With a sudden urge, unsuspected in me, I opened the gate and followed the man stealthily into the yard. Meanwhile he entered the house without observing me and I remained alone in the middle of the path leading up to the house. A strange idea passed through my head.

   There was a flowerbed in the middle of the garden. In an instant I was in the center of it, and kneeling with my hand to my heart, head uncovered, I assumed a position of prayer. Here’s what I wanted: to remain standing like this for as long as possible, immobile, petrified in the middle of the flowerbed. For a long time I had been tormented by this longing to commit an absurd act in a completely foreign place, and now it had come to me spontaneously, without effort, almost like  a joy. The warm evening hummed around me, and in the first moment I felt an enormous gratitude to myself for the courage of having made this decision.
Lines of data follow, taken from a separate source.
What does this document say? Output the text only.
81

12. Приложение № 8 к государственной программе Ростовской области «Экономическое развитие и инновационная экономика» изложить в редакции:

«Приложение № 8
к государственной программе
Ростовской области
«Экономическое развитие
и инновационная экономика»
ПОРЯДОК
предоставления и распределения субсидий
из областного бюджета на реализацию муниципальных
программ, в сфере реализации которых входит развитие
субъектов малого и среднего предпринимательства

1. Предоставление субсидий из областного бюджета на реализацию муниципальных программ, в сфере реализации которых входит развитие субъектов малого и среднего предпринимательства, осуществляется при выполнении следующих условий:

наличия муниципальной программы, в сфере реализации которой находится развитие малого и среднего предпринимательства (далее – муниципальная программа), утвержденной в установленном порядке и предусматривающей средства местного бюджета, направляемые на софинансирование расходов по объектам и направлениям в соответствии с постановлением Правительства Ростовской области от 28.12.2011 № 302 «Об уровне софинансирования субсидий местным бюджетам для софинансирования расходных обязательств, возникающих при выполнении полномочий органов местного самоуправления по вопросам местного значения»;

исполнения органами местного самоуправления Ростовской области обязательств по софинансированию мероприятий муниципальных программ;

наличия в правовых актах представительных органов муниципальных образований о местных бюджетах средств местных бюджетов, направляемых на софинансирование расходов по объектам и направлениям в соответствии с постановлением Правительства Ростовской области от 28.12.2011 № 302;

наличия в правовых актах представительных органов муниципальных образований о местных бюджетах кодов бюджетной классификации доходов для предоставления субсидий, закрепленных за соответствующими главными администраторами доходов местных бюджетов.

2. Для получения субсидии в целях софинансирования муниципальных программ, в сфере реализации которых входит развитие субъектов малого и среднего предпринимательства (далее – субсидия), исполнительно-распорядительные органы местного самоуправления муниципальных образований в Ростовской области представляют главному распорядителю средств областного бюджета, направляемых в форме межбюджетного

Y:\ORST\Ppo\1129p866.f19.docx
I told myself to remain completely motionless even if no one chased me away and I had to stay like that until the next morning. Gradually my legs and hands stiffened and my position acquired an interior shell of infinite calm and immobility.

   How long did I stay like that? All of a sudden I heard vociferations inside the house and the outdoor light went off.

   In the dark I was better able to feel the night breeze and the isolation in which I found myself, in the garden of a stranger’s home. 

   A few minutes later the light came back on and then went off again. Someone in the house was turning the light on and off to see what effect this would have on me. 

   I continued to remain motionless, resolved to face more serious trials than the game with the lights. I kept my hand over my heart and my knee planted in the ground.

   The door opened and someone came out into the little garden while a deep voice shouted from the house: “Leave him alone, let him be, he’ll go away by himself.” The man that I followed earlier, in the dark came over to me. He was wearing an old Disney shirt, and his briefs. He looked into my eyes and didn’t say anything for a few seconds. We both remained silent. Finally, he put his hand on my shoulder and said gently “Come... it’s over now,” as if he wanted me to understand that he had understood my gesture and had remained silent for some time in order to allow it to play itself out in its own way. 

   This spontaneous understanding disarmed me. I got up and wiped the dirt from my pants. “Your legs aren’t hurting you?” he asked... “I wouldn’t have been able to stay motionless for so long...” I wanted to say something but couldn’t manage anything other than to murmur “Good evening” and left hurriedly.